Pros: The height of the array is lower than the single axis array. makes cleaning and assembly somewhat easier.
Cons: The control is more challenging, as you have to compute the azimuth and elevation.
Control: The motors are turned on and off, throughout the day, to emulate 1 rev per day.
For 2 axis trackers, the apparent axis of motion is parallel to the earth's axis. However, the mechanical movement of the panels is a composite of 2 movements - a movement about a vertical axis, and a horizontal axis. The current design has a 20 RPM motor turning a leadscrew, with 8 threads per inch. The motion of the 2 motors is incremental. That is, the motors cause the array to rotate much quicker that the earth's rotation. So they rotate a little bit, and wait for a longer amount of time.
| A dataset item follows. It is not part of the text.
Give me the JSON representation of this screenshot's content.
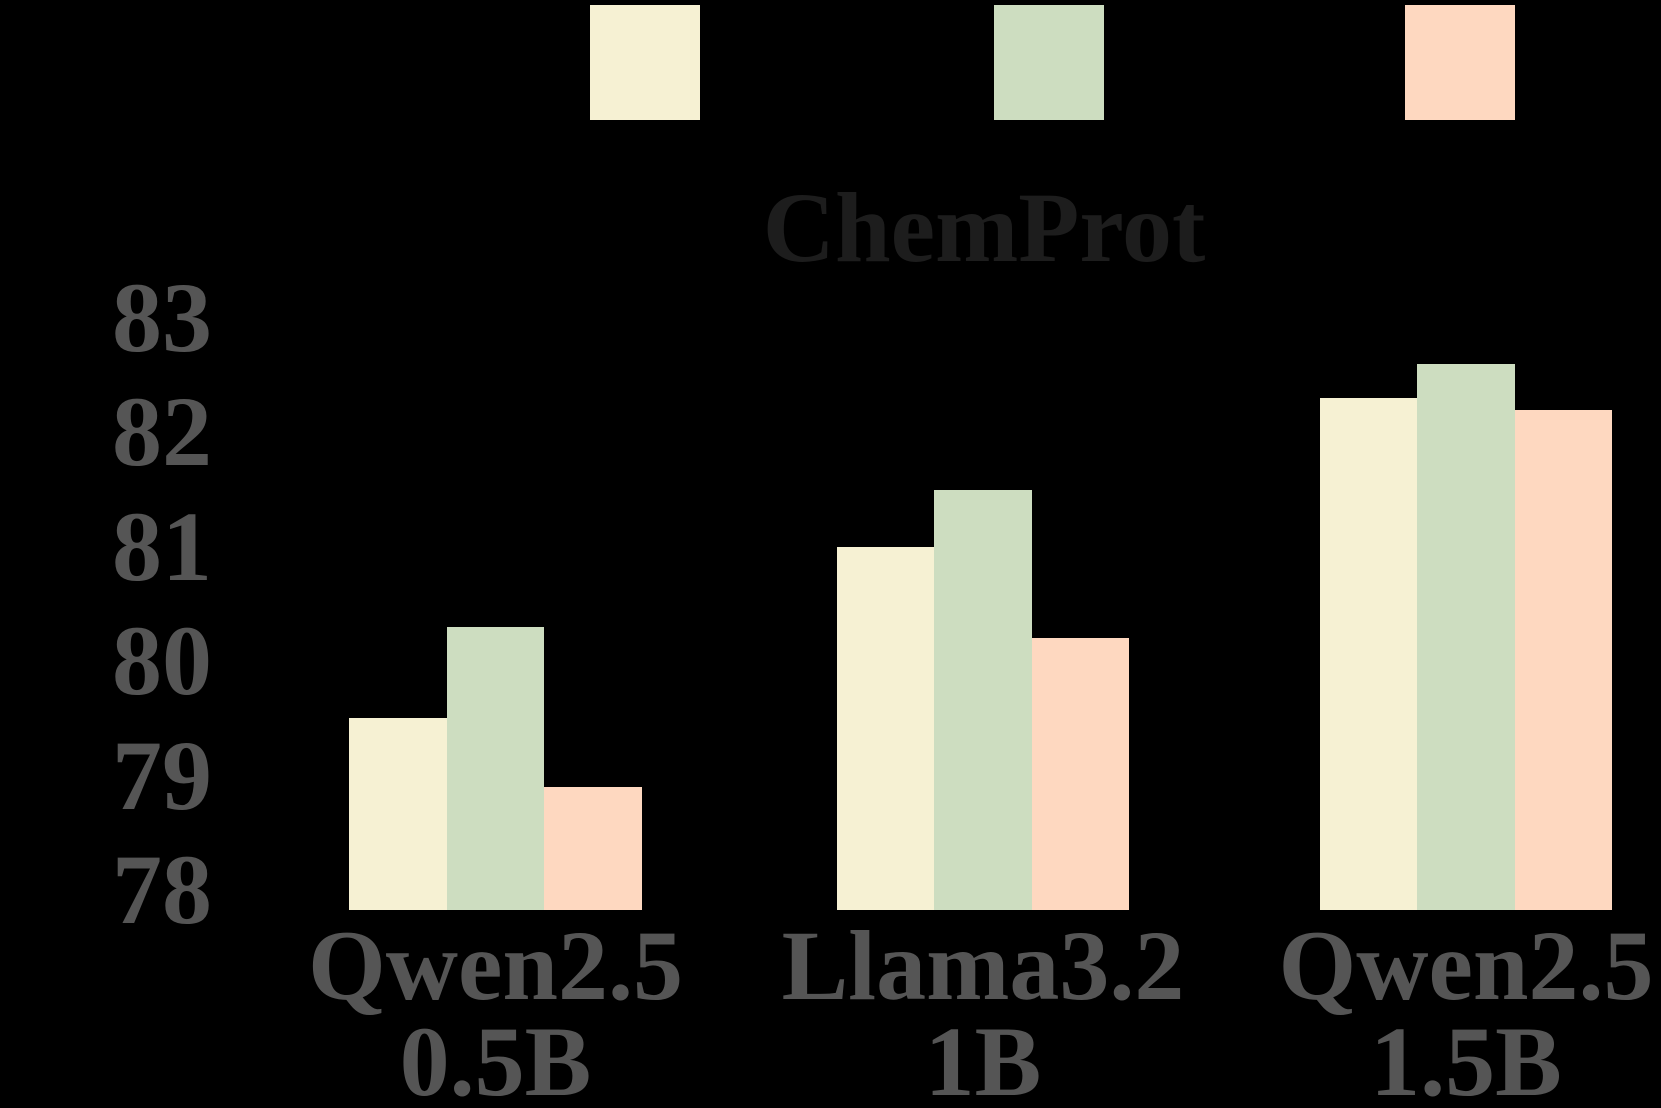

Predicting the sun's altitude and elevation.
The equations for finding the altitude and elevation are generally found in Wikipedia. Power From the Sun. (Also see Astronomical Algorithms by Jean Meeus.) The variables needed are latitude, longitude, day of year, and the time. A microcontroller is used to compute the solar Azimuth and Elevation based on the time and date, and latitude/longitude input, by the user. In order to keep the cost down, the drive motors turn a leadscrew, and through a bar linkage, adjusts the azimuth (or elevation).
A thanks for the people at Matrix Multemedia for developing Flowcode, a GUI for writing C code in the background.
Bottom Line: Accurate tracking is not necessary, because if you are close to alignment, that is good enough. For example, if you are 10 degrees off, the loss is 1 - cosine(10) = 1.5 %. If 20 degrees off, 1-cosine(20) = 6%.